The use of emulators for uncertainty characterization and integrated modeling
Abstract: In this talk, I will present some recent work that my colleagues and I, at the Joint Global Change Research Institute/Pacific Northwest National Laboratory, have focused on, in the general area of climate model emulation. The aim of my talk is not to go into minute details of our work, but rather to give a flavor to the TIES audience of a range of questions, related to uncertainty characterizations, that provide motivation for the application of data-driven statistical and machine learning methods.

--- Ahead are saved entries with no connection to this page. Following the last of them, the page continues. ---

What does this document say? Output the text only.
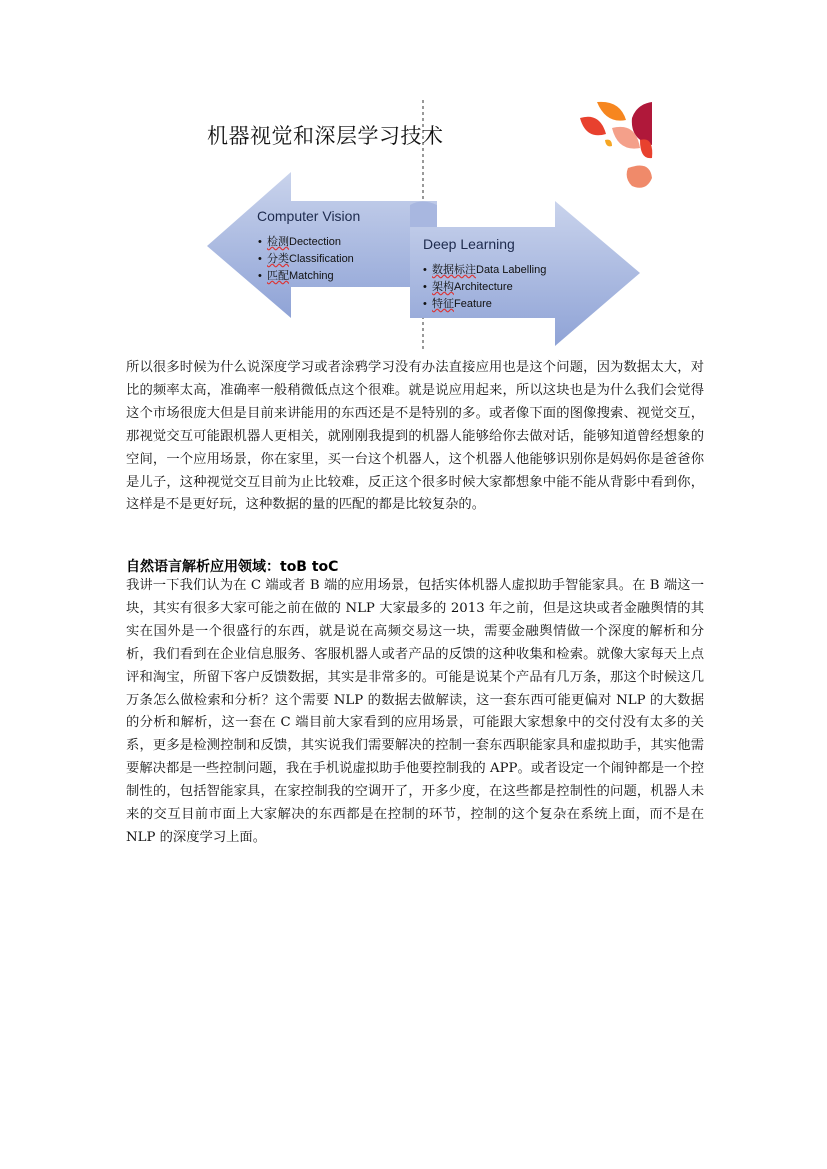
机器视觉和深层学习技术
Computer Vision
• 检测Dectection
• 分类Classification
• 匹配Matching
Deep Learning
• 数据标注Data Labelling
• 架构Architecture
• 特征Feature

所以很多时候为什么说深度学习或者涂鸦学习没有办法直接应用也是这个问题，因为数据太大，对比的频率太高，准确率一般稍微低点这个很难。就是说应用起来，所以这块也是为什么我们会觉得这个市场很庞大但是目前来讲能用的东西还是不是特别的多。或者像下面的图像搜索、视觉交互，那视觉交互可能跟机器人更相关，就刚刚我提到的机器人能够给你去做对话，能够知道曾经想象的空间，一个应用场景，你在家里，买一台这个机器人，这个机器人他能够识别你是妈妈你是爸爸你是儿子，这种视觉交互目前为止比较难，反正这个很多时候大家都想象中能不能从背影中看到你，这样是不是更好玩，这种数据的量的匹配的都是比较复杂的。

自然语言解析应用领域：toB toC

我讲一下我们认为在 C 端或者 B 端的应用场景，包括实体机器人虚拟助手智能家具。在 B 端这一块，其实有很多大家可能之前在做的 NLP 大家最多的 2013 年之前，但是这块或者金融舆情的其实在国外是一个很盛行的东西，就是说在高频交易这一块，需要金融舆情做一个深度的解析和分析，我们看到在企业信息服务、客服机器人或者产品的反馈的这种收集和检索。就像大家每天上点评和淘宝，所留下客户反馈数据，其实是非常多的。可能是说某个产品有几万条，那这个时候这几万条怎么做检索和分析？这个需要 NLP 的数据去做解读，这一套东西可能更偏对 NLP 的大数据的分析和解析，这一套在 C 端目前大家看到的应用场景，可能跟大家想象中的交付没有太多的关系，更多是检测控制和反馈，其实说我们需要解决的控制一套东西职能家具和虚拟助手，其实他需要解决都是一些控制问题，我在手机说虚拟助手他要控制我的 APP。或者设定一个闹钟都是一个控制性的，包括智能家具，在家控制我的空调开了，开多少度，在这些都是控制性的问题，机器人未来的交互目前市面上大家解决的东西都是在控制的环节，控制的这个复杂在系统上面，而不是在 NLP 的深度学习上面。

In the first example, an emulator of climate model output is developed to serve as the Earth system component in an integrated modeling framework of impacts and mitigation scenarios. (I will also briefly describe such framework that attempts to “close the loop” between Earth and human system modeling.) This emulator exploits the rich archives of Earth system model output that the Coupled Model Inter-comparison Project provides at regular intervals of several years (the most recent being CMIP6). The CMIP effort collects the state-of-the-art simulations of future scenarios by multiple Earth system (climate) models. The CMIP catalogue, however, is limited to a handful of scenarios since climate model simulations are computationally expensive and only a few (well-spaced) can be sensibly prescribed to modeling centers without stretching their resources. Emulators like the one I’m going to present, STITCHES, are developed to fill-in the gaps in between the available scenarios. This part will take up most of the talk but if time is left, I will quickly describe two more applications of the emulator concept. One uses machine learning tools to simulate daily temperature and precipitation fields mimicking a climate model that the ML tools have been trained on. This work is in the name of enlarging the sample size of daily climate model output to better characterize extremes’ behavior. Lastly, I may be able to talk briefly about the use of statistical surrogate models to estimate the relationship between model parameters and model output (when the model is a complex Earth system model that can be run only a few times by varying its parameters because of the same computational constraints alluded to earlier) in order to identify the best parameter settings according to some validatory metric. These best parameter settings often do not coincide with, but lie between those settings that were actually run by the climate model, making the role of the emulator key to identify them.